Pertanto, modifichiamo il modo in cui la luce viene emessa.
Proteggere gli occhi
Utilizziamo vetro di quarzo speciale o rivestimenti interni per eliminare le radiazioni UV e la luce visibile ad alta energia. Trasferendo l’energia alle onde infrarosse a media lunghezza, questa arriva dove deve andare: nella pelle e nelle gocce d’acqua presenti sul corpo, invece di colpire la retina. In questo modo si ottiene una luce “morbida”. Non si tratta soltanto di rendere il bagno più elegante, ma anche di evitare affaticamento degli occhi.
Gestire la nebbia
I bagni rappresentano un ambiente difficile per gli elettrodomestici: ci sono vapori ovunque, e a volte ci sono anche schizzi d’acqua diretti. Per evitare che i dispositivi si surriscaldino o si danneggino, li rivestiamo con protezioni impermeabili. All’interno, utilizziamo un filamento di tungsteno inserito in un tubo di quarzo riempito di gas alcalino. Questo permette di aumentare la temperatura senza che il filamento si evapori troppo velocemente.
Il compromesso
Ecco il problema: filtrare la luce non è gratuito. Quando si bloccano determinate frequenze per proteggere gli occhi, si perde un po’ di quell’energia termica che si otterrebbe con una lampada non filtrata.
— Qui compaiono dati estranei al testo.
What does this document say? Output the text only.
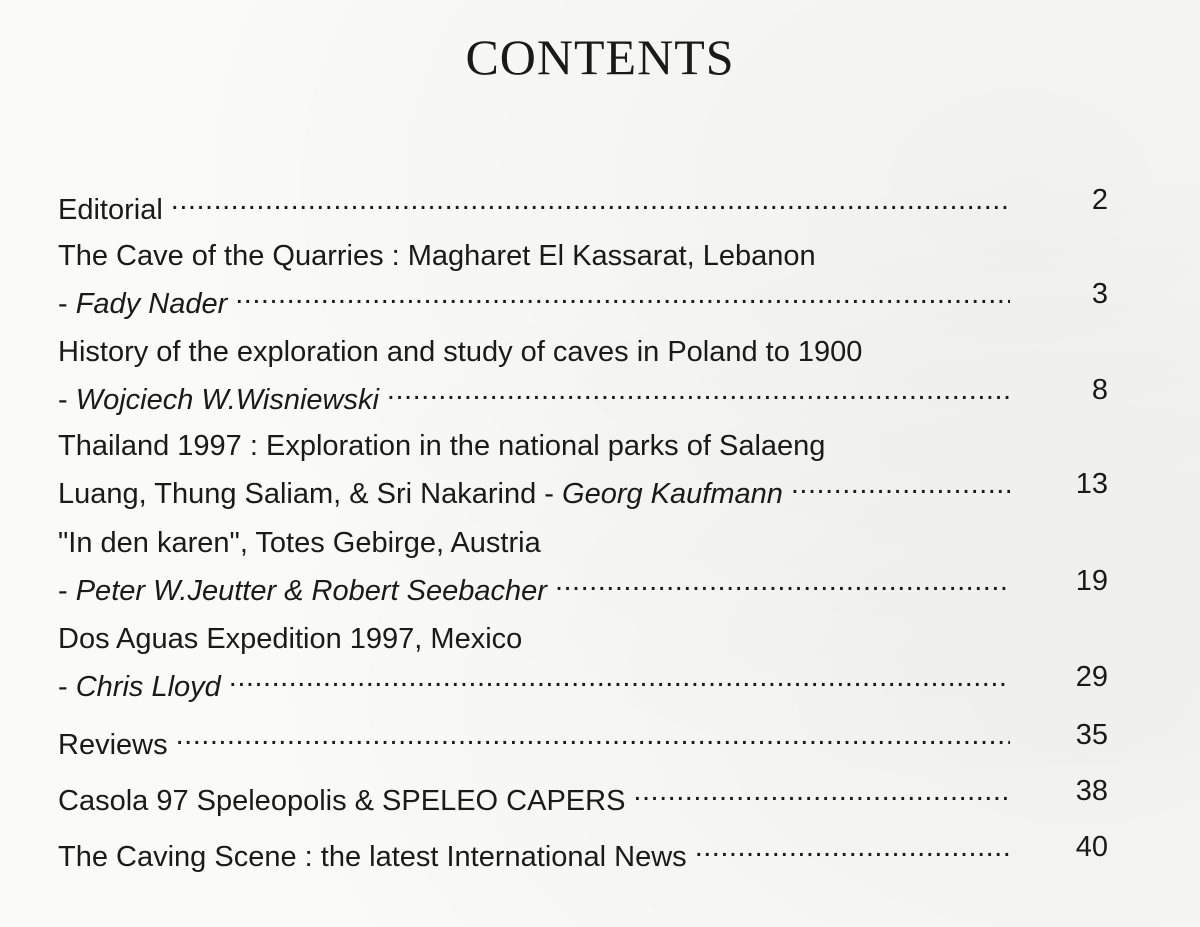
CONTENTS
Editorial .....	2
The Cave of the Quarries : Magharet El Kassarat, Lebanon
- Fady Nader .....	3
History of the exploration and study of caves in Poland to 1900
- Wojciech W.Wisniewski .....	8
Thailand 1997 : Exploration in the national parks of Salaeng
Luang, Thung Saliam, & Sri Nakarind - Georg Kaufmann .....	13
"In den karen", Totes Gebirge, Austria
- Peter W.Jeutter & Robert Seebacher .....	19
Dos Aguas Expedition 1997, Mexico
- Chris Lloyd .....	29
Reviews .....	35
Casola 97 Speleopolis & SPELEO CAPERS .....	38
The Caving Scene : the latest International News .....	40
Si ottiene quindi una luce più sicura, ma potrebbe essere necessario utilizzare una potenza maggiore per ottenere lo stesso livello di calore.
Se state installando questi dispositivi in ambienti commerciali, assicuratevi che i circuiti possano gestire il carico aggiuntivo. È un piccolo prezzo da pagare per evitare di accecare gli ospiti.